There’s no doubt about it; our weather is changing with longer dry spells and heavier more intense rain. What remains the same, only more urgent, is the need to build and protect our soils from extreme dry or wet spells, and in turn, they will look after us. So if you have garden space and don’t yet recycle your grass and other green waste from the garden mixed with egg boxes, veg peelings and toilet roll tubes start now! Size is irrelevant; any amount of composting is a good thing – protecting, building, and enriching soils is essential, an opportunity to invest in future growing seasons. Now is also the time to really focus on growing through autumn and winter. Grow6 autumn/winter begins next week to keep you sowing and growing something fresh all year round.

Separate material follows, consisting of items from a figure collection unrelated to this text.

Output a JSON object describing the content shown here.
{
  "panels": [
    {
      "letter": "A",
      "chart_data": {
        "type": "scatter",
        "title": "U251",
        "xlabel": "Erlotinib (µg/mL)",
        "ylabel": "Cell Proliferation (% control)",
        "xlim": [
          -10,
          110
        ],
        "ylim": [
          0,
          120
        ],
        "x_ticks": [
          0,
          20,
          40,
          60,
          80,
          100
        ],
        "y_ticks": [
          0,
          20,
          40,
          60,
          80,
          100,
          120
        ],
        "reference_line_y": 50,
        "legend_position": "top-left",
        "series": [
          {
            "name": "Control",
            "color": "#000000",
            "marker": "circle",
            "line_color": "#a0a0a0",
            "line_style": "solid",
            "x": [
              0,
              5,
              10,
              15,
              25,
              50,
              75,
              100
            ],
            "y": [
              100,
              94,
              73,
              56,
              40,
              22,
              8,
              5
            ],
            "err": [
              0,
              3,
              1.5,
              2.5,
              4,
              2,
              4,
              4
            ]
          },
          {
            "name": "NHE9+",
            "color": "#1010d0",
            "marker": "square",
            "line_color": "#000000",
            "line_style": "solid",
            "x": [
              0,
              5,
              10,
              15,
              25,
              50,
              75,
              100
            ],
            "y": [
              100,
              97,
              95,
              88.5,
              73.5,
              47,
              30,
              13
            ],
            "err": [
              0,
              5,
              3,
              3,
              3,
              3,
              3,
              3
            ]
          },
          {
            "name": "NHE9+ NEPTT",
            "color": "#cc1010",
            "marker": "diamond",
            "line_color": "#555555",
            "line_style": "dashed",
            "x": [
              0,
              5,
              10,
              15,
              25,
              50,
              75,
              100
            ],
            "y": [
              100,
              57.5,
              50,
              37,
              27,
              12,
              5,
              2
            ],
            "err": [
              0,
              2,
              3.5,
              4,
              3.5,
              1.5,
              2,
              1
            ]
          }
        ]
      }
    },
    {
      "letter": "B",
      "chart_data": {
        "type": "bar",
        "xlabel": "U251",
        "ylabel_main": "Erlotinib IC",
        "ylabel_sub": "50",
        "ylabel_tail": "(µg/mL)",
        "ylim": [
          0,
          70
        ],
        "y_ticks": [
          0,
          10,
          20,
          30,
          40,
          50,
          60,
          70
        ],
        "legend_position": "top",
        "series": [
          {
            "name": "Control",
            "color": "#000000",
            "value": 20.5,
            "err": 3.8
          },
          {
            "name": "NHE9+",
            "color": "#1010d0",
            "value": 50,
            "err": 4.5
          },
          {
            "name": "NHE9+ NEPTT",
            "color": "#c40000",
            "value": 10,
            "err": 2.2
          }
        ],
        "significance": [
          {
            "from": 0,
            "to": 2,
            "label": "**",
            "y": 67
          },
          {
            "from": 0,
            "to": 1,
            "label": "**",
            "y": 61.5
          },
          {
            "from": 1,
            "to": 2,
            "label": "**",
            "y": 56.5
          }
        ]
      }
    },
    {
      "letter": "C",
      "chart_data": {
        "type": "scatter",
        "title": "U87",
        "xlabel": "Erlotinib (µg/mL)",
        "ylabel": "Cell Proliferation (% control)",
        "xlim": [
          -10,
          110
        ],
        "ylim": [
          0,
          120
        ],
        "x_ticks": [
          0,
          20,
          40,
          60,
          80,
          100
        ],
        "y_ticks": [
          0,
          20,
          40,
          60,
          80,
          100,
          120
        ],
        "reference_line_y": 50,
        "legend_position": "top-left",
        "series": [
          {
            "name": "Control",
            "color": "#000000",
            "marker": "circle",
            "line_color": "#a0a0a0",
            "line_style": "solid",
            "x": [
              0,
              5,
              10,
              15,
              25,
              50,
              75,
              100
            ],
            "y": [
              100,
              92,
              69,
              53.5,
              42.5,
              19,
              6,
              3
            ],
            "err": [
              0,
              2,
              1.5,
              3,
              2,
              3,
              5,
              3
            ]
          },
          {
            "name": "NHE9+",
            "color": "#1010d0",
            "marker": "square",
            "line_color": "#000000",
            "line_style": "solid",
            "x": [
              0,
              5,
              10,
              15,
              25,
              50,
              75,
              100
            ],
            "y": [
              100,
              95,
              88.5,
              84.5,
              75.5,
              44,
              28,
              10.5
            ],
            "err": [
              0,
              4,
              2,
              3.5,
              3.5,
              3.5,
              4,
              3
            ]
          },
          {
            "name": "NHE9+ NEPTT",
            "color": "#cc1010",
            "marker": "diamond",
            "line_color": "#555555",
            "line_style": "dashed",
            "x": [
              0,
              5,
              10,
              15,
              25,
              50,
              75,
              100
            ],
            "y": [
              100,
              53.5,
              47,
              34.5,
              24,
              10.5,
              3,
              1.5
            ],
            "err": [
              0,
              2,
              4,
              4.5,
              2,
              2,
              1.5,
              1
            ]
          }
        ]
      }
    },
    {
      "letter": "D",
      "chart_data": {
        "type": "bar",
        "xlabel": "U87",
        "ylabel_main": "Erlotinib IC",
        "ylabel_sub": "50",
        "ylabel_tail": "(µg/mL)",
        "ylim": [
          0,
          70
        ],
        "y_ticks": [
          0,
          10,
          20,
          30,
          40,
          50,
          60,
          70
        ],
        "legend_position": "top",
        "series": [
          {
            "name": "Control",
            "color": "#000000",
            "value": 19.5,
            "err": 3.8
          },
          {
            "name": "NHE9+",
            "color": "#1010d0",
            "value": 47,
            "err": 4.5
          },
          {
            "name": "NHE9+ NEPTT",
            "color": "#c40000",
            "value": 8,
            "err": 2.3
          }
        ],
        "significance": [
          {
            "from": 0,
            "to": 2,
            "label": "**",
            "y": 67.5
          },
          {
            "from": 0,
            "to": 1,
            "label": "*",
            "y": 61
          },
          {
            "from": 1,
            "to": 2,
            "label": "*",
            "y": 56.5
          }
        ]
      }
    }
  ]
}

If you’ve missed something, scroll through weekly updates or Grow6 crop pages to catch up.
Keep picking peas from late sowings to keep them flowering. Where peas are ‘spent’ (they will no longer produce pods and start to pale), cut the plants at soil level and compost them, leaving roots in the soil to nourish it. Plant ‘greens’ into the warm, wet soil on top.
Will they ever ripen? Some of us will be luckier than others; a few things can help: keep up a regular weekly liquid feed, remove lower leaves and extra side shoots on tall, cordon tomatoes, and hope for more sunny spells to ripen fruits growing inside and out.
Summer strawberries and raspberries are starting to come to an end; however, the currant season is in full swing (watch out, the birds don’t swipe them ALL!), and autumn flowering raspberries will be developing flower buds. See previous posts for what to do with your early flowering canes. If you are out and about, keep an eye out in hedgerows for fruit. ‘Wild’ raspberries and strawberries are much smaller than their cultivated cousins, have great flavour and make delicious jam.
Time to get growing greens for late winter; wherever possible, sow on windowsills or under glass outside to speed germination up; try winter spinach, mixed lettuce, rocket, parsley, and coriander. If you have big gaps in your soil, you might find some young winter cabbage, kale or leek plants at your nearest community garden, allotment site or local garden centre. It’s time to get them in the soil now if they are to grow big enough to get through winter.
Spare a thought for our pollinators working hard in all this wet weather. A range of flowering herbs in pots or garden spaces ensures enough food for everyone.
Early tatties that have flowered and are yellow can be cut back and lifted. Unsure how? See One Seed Forward posts in our socials. Maincrop tatties will still be growing away but do keep a regular eye on any stems rotting, damp, humid days are perfect conditions for potato blight.